Long ago I saw despair on the surface.

Don’t cry anymore!


King worm has a pair of wooden clogs which he uses as his winter and summer palaces. Wind blows darkness outside.


Do you ever see something innocent in the faces of old men and women? It’s the pink undamaged. Always a miracle since mostly we’re all ashes in rain.


I make mistakes over and over because I believe in assisting powerless human beings and animals. This means I argue with bureaucrats, sometimes noisily. The organizers don’t like me much. I sit opposite them, at a big table, trying to see myself as an organ, a stomach in a larger body.


Missing the daily mail. Cutting open letters with a horse head knife.


Dogs know the heavens do not turn in silence and they’re simultaneously cheerful.

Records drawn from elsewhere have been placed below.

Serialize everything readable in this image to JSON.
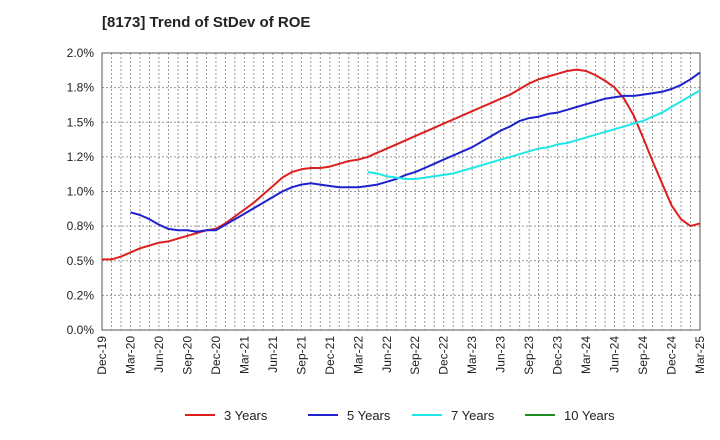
{
  "chart_data": {
    "type": "line",
    "title": "[8173]  Trend of StDev of ROE",
    "xlabel": "",
    "ylabel": "",
    "y_ticks": [
      "0.0%",
      "0.2%",
      "0.5%",
      "0.8%",
      "1.0%",
      "1.2%",
      "1.5%",
      "1.8%",
      "2.0%"
    ],
    "ylim": [
      0,
      2.0
    ],
    "x_ticks": [
      "Dec-19",
      "Mar-20",
      "Jun-20",
      "Sep-20",
      "Dec-20",
      "Mar-21",
      "Jun-21",
      "Sep-21",
      "Dec-21",
      "Mar-22",
      "Jun-22",
      "Sep-22",
      "Dec-22",
      "Mar-23",
      "Jun-23",
      "Sep-23",
      "Dec-23",
      "Mar-24",
      "Jun-24",
      "Sep-24",
      "Dec-24",
      "Mar-25"
    ],
    "grid": true,
    "legend_position": "bottom",
    "series": [
      {
        "name": "3 Years",
        "color": "#dd1f1f",
        "values": [
          0.51,
          0.51,
          0.53,
          0.56,
          0.59,
          0.61,
          0.63,
          0.64,
          0.66,
          0.68,
          0.7,
          0.72,
          0.73,
          0.77,
          0.82,
          0.87,
          0.92,
          0.98,
          1.04,
          1.1,
          1.14,
          1.16,
          1.17,
          1.17,
          1.18,
          1.2,
          1.22,
          1.23,
          1.25,
          1.28,
          1.31,
          1.34,
          1.37,
          1.4,
          1.43,
          1.46,
          1.49,
          1.52,
          1.55,
          1.58,
          1.61,
          1.64,
          1.67,
          1.7,
          1.74,
          1.78,
          1.81,
          1.83,
          1.85,
          1.87,
          1.88,
          1.87,
          1.84,
          1.8,
          1.75,
          1.67,
          1.55,
          1.39,
          1.22,
          1.06,
          0.9,
          0.8,
          0.75,
          0.77
        ]
      },
      {
        "name": "5 Years",
        "color": "#1f22cc",
        "values": [
          null,
          null,
          null,
          0.85,
          0.83,
          0.8,
          0.76,
          0.73,
          0.72,
          0.72,
          0.71,
          0.72,
          0.72,
          0.76,
          0.8,
          0.84,
          0.88,
          0.92,
          0.96,
          1.0,
          1.03,
          1.05,
          1.06,
          1.05,
          1.04,
          1.03,
          1.03,
          1.03,
          1.04,
          1.05,
          1.07,
          1.09,
          1.12,
          1.14,
          1.17,
          1.2,
          1.23,
          1.26,
          1.29,
          1.32,
          1.36,
          1.4,
          1.44,
          1.47,
          1.51,
          1.53,
          1.54,
          1.56,
          1.57,
          1.59,
          1.61,
          1.63,
          1.65,
          1.67,
          1.68,
          1.69,
          1.69,
          1.7,
          1.71,
          1.72,
          1.74,
          1.77,
          1.81,
          1.86
        ]
      },
      {
        "name": "7 Years",
        "color": "#22e6e6",
        "values": [
          null,
          null,
          null,
          null,
          null,
          null,
          null,
          null,
          null,
          null,
          null,
          null,
          null,
          null,
          null,
          null,
          null,
          null,
          null,
          null,
          null,
          null,
          null,
          null,
          null,
          null,
          null,
          null,
          1.14,
          1.13,
          1.11,
          1.1,
          1.09,
          1.09,
          1.1,
          1.11,
          1.12,
          1.13,
          1.15,
          1.17,
          1.19,
          1.21,
          1.23,
          1.25,
          1.27,
          1.29,
          1.31,
          1.32,
          1.34,
          1.35,
          1.37,
          1.39,
          1.41,
          1.43,
          1.45,
          1.47,
          1.49,
          1.51,
          1.54,
          1.57,
          1.61,
          1.65,
          1.69,
          1.73
        ]
      },
      {
        "name": "10 Years",
        "color": "#1f8c1f",
        "values": []
      }
    ]
  }
}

Put on my little “peace hat” and pepper the aborning hour with words—names—Isaac Bashevis Singer, entelechy, sea cucumber, yellow mittens, mother-world. No one is about in my neighborhood. No one’s awake. The houses are all buttoned, windows dark. My feet love the wet road. I think I need to pardon my youth. I hear the Phoebe bird. The age I live in has a dark taste. I’m seldom prone to this but I do sometimes wish I was a bird.


Count on me

Says the pea-stalk reindeer


Birches clouds books



“Embraceable You”—Bill Evans


Up and down the museum stairs above the physical museum. That’s the ticket.


On Giving Thanks Just Now

It’s difficult to give thanks in America when we’ve decided bravery is simply a matter of bullying and bigotry. When we’ve forgotten courage was once a defense of the weak and that sustaining humanitarian values was what we imagined we stood for. At least that’s what we said. At least we used to say it. Maybe we only said it between 1932 and 1945. And maybe even then we didn’t mean it. Ask Japanese-Americans. Ask the Jews of Europe. Ask the men who were experimented upon at Tuskegee. Today you might ask the brave men and women fighting the Dakota Standing Rock pipeline. What values does America defend? One is tempted to say, “thanks are so old school.”

I’m giving thanks for our literary culture and it’s unafraid practitioners—those who dare say the Emperor has no clothes, who still believe our souls can clap their hands. From Chris Abani to Carolyn Forche; W.S. Merwin to Ethelbert Miller; Alberto Rios to Sam Hamill—oh it’s a long list…Rita Dove to Dorothy Allison; Marvin Bell to Natalie Diaz; Mark Doty to Gregory Pardlo—the list is vital, enduring, sweet and sour, filled with ichor and iodine, our tough minded American writers who believe still in Walt Whitman, Allen Ginsberg, Gwendolyn Brooks, John Dewey.

I think the coming years will be painful, arduous, and mean spirited. When, last week,  Newt Gingrich floated the idea of a new House Un-American Activities Committee, one could only imagine the plan was already “off the work bench” as Newt never has an original idea and “The Donald” hates contrarianism, free speech, the press, academics, and science. I’ve seen several posts on Facebook quoting Bertolt Brecht’s famous lines:

In the dark times

Will there also be singing?

Yes, there will also be singing.

About the dark times.

Against this, or alongside, one may add Churchill’s axiom: “Success is not final, failure is not fatal: it is the courage to continue that counts.”

I’m giving thanks for the continuation, the fights to come, the ardor that is poetry and literature, the rising notes and the silences just before them when we imagine impeccably how the song will go.